A Vancouver hotel picks up on business ?travel’s latest trend: women-only hotel floors.

Georgian Court Hotel women’s floor | BCBusiness
Georgian Court Hotel general manager Lisa Jackson wants to get female travellers into her beds.

A Vancouver hotel picks up on business 
travel’s latest trend: women-only hotel floors.

Getting off of the elevator onto the 10th floor of Vancouver’s Georgian Court Hotel, it’s hard to see what all of the buzz is about. But this floor has featured in local blogs, international newspapers, even a CBC televised report. The reason becomes clearer as Lisa Jackson, the hotel’s general manager, stops to greet a young woman smartly dressed in a navy blue business suit, who is closing the door to her one-bedroom suite. The guest not only represents a desired demographic; on this floor, dubbed the Orchid Floor, women are the only guests welcome.

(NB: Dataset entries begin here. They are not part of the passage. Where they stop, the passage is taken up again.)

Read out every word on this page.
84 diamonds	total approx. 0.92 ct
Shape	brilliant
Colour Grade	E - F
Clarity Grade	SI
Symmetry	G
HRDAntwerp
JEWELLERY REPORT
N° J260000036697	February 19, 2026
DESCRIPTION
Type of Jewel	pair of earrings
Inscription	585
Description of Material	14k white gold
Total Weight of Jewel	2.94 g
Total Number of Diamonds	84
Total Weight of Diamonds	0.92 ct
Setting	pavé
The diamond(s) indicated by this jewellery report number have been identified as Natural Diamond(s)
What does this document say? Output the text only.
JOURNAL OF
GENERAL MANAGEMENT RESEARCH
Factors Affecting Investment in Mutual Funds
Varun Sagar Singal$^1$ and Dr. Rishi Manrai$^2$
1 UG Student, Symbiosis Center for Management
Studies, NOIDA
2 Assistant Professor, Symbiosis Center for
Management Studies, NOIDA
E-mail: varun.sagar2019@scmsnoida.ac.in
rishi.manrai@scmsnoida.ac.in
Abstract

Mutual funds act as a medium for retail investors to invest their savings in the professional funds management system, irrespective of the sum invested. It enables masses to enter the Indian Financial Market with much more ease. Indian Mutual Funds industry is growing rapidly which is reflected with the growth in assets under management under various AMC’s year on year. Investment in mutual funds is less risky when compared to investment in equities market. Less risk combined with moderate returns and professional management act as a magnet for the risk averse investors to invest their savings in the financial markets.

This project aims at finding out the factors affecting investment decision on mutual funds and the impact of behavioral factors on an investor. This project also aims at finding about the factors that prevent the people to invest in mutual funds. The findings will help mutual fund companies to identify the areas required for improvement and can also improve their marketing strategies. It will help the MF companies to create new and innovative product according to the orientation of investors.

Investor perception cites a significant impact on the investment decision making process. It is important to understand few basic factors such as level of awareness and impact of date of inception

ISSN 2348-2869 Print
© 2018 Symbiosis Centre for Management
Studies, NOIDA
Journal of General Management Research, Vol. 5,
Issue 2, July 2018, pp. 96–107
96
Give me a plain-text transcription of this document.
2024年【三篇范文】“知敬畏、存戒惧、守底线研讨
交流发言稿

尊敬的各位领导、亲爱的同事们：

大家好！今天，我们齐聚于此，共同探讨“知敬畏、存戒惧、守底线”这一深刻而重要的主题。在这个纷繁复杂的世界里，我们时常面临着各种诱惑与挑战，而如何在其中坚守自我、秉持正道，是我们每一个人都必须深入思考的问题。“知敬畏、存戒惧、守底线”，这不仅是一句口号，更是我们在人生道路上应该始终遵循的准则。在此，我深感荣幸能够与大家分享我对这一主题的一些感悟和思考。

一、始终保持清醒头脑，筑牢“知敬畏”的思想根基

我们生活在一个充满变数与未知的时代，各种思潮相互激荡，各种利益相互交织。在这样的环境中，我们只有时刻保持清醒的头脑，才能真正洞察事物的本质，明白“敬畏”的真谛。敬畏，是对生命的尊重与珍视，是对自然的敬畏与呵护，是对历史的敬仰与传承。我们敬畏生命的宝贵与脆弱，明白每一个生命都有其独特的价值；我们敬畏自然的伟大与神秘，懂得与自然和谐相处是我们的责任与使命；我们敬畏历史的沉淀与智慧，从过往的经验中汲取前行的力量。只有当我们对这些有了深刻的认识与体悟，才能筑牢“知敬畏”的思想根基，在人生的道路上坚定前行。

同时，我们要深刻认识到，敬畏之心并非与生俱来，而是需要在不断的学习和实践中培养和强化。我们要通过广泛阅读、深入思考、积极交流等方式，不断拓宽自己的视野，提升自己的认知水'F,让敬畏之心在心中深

While hotels around the world have been setting aside rooms for women in recent years, Jackson claims that the Georgian Court’s Orchid Floor remains the lone ladies-only hotel accommodation in Vancouver.

For a space all about women, the Orchid Floor is missing any over-the-top feminine touches. In fact, all of the building’s 200 rooms have the same décor. “We don’t want to make them girlie. Definitely not pink,” Jackson assures. “It’s more about the amenities we offer.” 

In addition to a female-only environment, the Orchid Floor provides guests with a yoga mat, hair dryer and flat iron, bath salts and fashion magazines, all at no extra cost. While it may not be entirely economical for the hotel (the upkeep of an Orchid room is a little more expensive than an average room), Jackson believes that the overall benefit far outweighs the negatives. In a city filled with hotels, differentiation is key to success, she says.

Women-only hotel floors have come under fire recently, with critics calling them old-fashioned and discriminatory. Reserving rooms for women-only at Copenhagen’s Bella Sky Hotel, for example, was widely reported to have been found discriminatory by Denmark’s Board of Equal Treatment. 

Despite the negative publicity, the once-outdated notion of female-only accommodation is on the upswing. J. Walter Thompson U.S.A. Inc., a New York marketing and communications firm, has pointed to women-only hotel floors as one of its top 100 trends to watch for 2012.

Is a second female-only floor – the Rose Floor perhaps – on the horizon? “We are considering it,” Jackson says. But more interestingly, Jackson mentions that the hotel has discussed the possibility of a men-only floor, saying with a laugh, “We kind of toyed around about it, but we haven’t actually delved into it. But if we did, what would we put in it?” 

Ditching InStyle for Sports Illustrated might be a good place to start.